When you use InProc, the InProcSessionStateStore (internal class) persist the session state in an internal (non public) cache. You can access this cache through reflection and remove the session state manually.
using System;
using System.Reflection;
using System.Web;
object obj = typeof(HttpRuntime).GetProperty("CacheInternal",
BindingFlags.NonPublic | BindingFlags.Static)
.GetValue(null, null);
if (obj != null)
{
MethodInfo remove = obj.GetType()
.GetMethod("Remove", BindingFlags.NonPublic | BindingFlags.Instance,
Type.DefaultBinder, new Type[] { typeof(string) }, null);
object proc = remove.Invoke(obj, new object[] { "j" + state.SessionID });
}
The end result is, that the next request will take on the same SessionID, but the HttpSessionState will be empty. You'll still get the Session_Start and Session_End events.
After doing a bit of digging around and considering the answers provided so far I've come up with an alternative that lets me continue to use InProc session. Basically, it consists of extending the HttpModule that already handles single sign-on to detected CAS sign outs and redirect the browser to the application sign out page.
Outline:
Sign-On:
For each new single sign-on request, create a new SSO cookie and encode a unique value in it to identify the session (not the session id, so it isn't leaked).
Construct the the sign-out callback url, encoded with the identifier, and register it with the CAS server.
Sign-Out:
When a sign-out request is received from the CAS server, decode the identifier and store it in an application-wide cache. This needs to be pinned in the cache at least long enough for the session to expire naturally.

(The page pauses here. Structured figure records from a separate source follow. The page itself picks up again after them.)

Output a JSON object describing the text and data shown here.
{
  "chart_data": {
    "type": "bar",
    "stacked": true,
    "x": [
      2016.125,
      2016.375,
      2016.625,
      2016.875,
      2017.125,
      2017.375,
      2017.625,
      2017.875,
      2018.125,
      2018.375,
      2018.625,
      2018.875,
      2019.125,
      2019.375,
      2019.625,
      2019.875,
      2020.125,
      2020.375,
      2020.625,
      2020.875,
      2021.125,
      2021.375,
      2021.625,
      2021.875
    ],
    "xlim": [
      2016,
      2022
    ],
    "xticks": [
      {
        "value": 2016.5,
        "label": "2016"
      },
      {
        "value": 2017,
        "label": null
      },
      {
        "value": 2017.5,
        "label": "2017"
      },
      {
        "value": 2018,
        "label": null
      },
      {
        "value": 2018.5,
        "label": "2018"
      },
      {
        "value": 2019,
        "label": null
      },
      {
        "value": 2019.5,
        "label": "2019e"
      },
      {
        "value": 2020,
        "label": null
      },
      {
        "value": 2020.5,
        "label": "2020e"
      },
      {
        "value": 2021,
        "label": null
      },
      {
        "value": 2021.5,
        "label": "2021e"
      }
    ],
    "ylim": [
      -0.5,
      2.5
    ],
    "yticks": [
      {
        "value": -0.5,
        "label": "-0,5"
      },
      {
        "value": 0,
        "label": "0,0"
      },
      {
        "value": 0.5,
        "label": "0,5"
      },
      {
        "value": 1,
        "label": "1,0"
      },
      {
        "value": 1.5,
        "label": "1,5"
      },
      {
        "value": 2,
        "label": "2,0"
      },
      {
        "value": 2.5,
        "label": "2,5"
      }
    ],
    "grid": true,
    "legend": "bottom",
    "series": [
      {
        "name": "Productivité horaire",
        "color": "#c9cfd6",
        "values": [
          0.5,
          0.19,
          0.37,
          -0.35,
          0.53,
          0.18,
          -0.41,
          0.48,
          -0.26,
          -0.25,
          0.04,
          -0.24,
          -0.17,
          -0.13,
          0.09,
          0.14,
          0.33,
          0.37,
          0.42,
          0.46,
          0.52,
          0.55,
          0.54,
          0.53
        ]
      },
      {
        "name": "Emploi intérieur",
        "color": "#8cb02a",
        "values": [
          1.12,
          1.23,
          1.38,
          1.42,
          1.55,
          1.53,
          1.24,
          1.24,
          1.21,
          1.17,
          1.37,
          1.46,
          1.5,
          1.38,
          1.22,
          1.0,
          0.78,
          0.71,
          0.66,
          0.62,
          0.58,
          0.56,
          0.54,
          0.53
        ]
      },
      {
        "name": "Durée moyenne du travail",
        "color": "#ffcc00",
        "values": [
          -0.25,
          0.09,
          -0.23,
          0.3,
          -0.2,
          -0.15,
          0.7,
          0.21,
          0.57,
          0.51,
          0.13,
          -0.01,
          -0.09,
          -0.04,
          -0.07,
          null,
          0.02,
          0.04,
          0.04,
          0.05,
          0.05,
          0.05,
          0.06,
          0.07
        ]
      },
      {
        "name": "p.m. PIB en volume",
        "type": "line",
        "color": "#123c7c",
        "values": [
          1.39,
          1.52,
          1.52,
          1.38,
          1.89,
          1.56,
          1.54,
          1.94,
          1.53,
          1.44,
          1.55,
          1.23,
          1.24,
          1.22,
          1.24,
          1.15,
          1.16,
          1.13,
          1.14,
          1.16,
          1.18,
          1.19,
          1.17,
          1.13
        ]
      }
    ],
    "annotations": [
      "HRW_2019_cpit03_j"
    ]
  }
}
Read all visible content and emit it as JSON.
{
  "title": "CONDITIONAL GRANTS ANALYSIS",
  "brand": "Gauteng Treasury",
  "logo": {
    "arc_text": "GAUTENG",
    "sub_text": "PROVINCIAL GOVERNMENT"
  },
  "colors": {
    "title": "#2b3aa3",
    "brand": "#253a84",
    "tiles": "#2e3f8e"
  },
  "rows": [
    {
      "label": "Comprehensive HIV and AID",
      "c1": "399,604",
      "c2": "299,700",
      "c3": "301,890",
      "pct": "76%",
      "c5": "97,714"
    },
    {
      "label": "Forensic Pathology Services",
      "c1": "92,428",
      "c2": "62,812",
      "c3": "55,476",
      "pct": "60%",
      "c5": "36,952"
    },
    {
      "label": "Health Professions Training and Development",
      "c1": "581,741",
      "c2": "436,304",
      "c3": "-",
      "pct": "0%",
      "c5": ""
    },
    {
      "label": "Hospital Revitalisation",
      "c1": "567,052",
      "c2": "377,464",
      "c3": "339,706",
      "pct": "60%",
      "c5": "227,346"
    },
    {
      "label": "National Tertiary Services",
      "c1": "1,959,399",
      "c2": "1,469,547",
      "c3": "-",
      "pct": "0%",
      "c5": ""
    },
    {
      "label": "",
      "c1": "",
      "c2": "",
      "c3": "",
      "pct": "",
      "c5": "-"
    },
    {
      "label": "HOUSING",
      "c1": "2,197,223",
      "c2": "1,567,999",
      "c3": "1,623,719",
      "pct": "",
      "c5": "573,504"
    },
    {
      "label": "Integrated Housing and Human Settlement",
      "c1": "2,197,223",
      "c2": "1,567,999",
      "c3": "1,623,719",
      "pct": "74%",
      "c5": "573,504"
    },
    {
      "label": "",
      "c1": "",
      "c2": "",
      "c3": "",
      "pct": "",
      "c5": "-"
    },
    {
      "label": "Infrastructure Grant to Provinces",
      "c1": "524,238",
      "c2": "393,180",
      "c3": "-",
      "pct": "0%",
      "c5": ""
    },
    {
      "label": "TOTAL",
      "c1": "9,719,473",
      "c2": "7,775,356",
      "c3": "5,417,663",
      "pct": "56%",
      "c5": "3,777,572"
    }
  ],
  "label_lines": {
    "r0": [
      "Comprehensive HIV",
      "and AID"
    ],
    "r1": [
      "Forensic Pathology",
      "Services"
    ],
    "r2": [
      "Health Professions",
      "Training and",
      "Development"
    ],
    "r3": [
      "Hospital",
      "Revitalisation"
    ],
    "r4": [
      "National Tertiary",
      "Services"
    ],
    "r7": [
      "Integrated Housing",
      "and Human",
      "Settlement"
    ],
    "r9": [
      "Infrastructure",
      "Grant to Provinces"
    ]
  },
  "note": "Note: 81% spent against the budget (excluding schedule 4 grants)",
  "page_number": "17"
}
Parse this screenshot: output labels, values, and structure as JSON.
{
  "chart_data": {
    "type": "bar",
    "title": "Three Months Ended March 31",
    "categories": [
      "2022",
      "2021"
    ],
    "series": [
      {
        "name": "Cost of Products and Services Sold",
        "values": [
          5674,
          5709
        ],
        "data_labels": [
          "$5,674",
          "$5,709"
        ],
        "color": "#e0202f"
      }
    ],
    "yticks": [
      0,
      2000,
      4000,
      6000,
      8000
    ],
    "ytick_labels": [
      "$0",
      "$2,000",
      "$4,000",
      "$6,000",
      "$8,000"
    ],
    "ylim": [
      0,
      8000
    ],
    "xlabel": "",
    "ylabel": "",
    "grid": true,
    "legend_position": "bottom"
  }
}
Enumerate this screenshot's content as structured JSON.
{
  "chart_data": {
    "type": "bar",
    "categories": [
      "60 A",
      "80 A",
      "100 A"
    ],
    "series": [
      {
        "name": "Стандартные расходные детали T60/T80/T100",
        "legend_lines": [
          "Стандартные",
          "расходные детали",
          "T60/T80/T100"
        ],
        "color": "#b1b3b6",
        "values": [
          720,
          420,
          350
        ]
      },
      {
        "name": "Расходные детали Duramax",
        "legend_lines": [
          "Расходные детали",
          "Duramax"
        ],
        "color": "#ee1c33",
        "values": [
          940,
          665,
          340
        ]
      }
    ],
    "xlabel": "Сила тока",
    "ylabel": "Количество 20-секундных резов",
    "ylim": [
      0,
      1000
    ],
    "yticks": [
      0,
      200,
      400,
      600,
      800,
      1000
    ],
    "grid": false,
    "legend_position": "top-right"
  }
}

For each request, look for the SSO cookie and check its value against the cached, signed-out session identifiers. If there is a hit, remove the SSO cookie and redirect the browser to the application's sign-out url.
For each sign-out, check to see if there is an SSO cookie, if so, forward the sign-out request to the CAS. In any event, abandon the user's session, and sign them out of the application.
Page_Load:
Check for the presence of the SSO cookie. If there isn't one, redirect to the sign out page.
No can do.
http://forums.asp.net/p/416094/416094.aspx#416094
With InProc SessionState, you won't be able to access the data... With StateServer, you still will have a sticky scenario trying to access the correct API to remove the session.
You will most likely want to use a database backed state solution like the pre-packaged SqlServer state provider or a third party solution like DOTSS: http://codeplex.com/dotss
With the database backed solution, you will be able to lookup the state record in a table by session id and mark it as completed. These techniques will vary based on the provider you choose.